また、「ダウンの弱点だった洗濯ができるようになりました」と明記されています。水洗いできる機能性に喜んでいる人は多いと思いますが、もともとダウンは水洗いできるアウターなのです。
ダウンというのは鳥の羽毛です。とくに水鳥の羽毛やガチョウの羽毛が使われますが、水鳥もガチョウも池や湖で生活し、水面に浮かんだり潜ったりしています。必然的に体表にある羽毛は水に強いのです。水に弱い物質に覆われているはずがありません。
ですから、ダウンジャケットは通常、水洗いできるのです。水洗いできないダウンジャケットは中に詰められている羽毛の問題ではなく、覆っている外側の素材に問題があります。基本的にポリエステルやナイロンなどは水に強いですから、通常のダウンジャケットは水洗いできます。しかし、ウールやレザーのダウンジャケットは水洗いすると縮んだり変色したりする可能性が高いので避けたほうが良いのです。
「ワークマン女子」の課題は品揃え
このように、作業服で培った機能性を武器に一般ユーザーも幅広く取り込んでいるワークマンですが、アウトドア・カジュアルウェア業態の「ワークマンプラス」は、メディアへの過剰露出も相まって、かつてのような衝撃度は若干薄れてきた感があります。
そこで、今年10月16日、女性ターゲットの新型店舗「ワークマン女子」を横浜(神奈川県)にオープンさせました。
一般ユーザー向けの衣料品で売上高を拡大しようとすれば、レディース客を取り込む必要があります。ユニクロも20年前は男性購買比率のほうが高かったのですが、レディース比率を高めたことで今の成長があります。ですから女性向けというのはビジネスの理には適っています。
ですが、ワークマン女子の品揃えについてはいささか疑問です。同社によると、当初は女性向け製品数が足りないので、当面女性売上は全体の3割を目指し、ゆくゆくは〈女性4割、ユニセックス2割、男性4割〉にする方針だといいます。現状目標がレディース3割で中長期目標がレディース4割です。これが果たして「女性向け」でしょうか? ユニセックスも含めると男性比率のほうが高いのです。
ここから導き出される結論は、ワークマンがこれまでやってきた従来型店舗とワークマンプラスで同じ製品を置く(陳列する比率は変わるが)という政策は「レディース店」推進では破綻をきたしているということです。レディースの売上高を伸ばしたいなら、レディース専用商品の開発料を格段に増やさねばなりません。
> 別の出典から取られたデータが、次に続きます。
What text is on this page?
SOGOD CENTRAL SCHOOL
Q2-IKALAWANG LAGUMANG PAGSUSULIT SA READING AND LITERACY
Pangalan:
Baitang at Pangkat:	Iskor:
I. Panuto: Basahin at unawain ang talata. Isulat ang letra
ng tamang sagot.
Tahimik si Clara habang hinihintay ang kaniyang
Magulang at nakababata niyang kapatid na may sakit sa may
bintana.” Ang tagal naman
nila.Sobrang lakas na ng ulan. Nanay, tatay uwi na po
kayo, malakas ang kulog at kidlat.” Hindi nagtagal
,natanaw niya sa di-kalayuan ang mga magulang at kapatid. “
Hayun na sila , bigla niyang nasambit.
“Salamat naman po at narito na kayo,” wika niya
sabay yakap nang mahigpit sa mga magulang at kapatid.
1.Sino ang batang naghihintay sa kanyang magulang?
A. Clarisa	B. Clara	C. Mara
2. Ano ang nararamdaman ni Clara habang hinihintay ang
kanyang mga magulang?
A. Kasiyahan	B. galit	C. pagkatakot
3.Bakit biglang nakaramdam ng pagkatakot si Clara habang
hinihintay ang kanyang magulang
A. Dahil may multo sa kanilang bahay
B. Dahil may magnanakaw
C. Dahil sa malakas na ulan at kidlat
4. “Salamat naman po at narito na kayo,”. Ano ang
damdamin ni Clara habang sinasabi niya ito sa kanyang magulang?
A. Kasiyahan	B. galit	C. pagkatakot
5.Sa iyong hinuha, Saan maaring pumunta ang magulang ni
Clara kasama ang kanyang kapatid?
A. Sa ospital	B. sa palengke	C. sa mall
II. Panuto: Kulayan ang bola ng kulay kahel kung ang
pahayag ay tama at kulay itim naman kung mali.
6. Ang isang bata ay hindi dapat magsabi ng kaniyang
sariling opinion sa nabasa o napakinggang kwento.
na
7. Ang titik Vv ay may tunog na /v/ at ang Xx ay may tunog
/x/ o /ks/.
もともと作業服というのは、どうしても男性比率が高くなります。そのため、ワークマン社内には男性向け企画に長けた人は多くいるでしょうが、女性向け、しかも一般女性ユーザー向けの企画ともなると、社内にノウハウも蓄積されていません。この部分は決して付け焼刃で対応できるほど簡単ではないでしょう。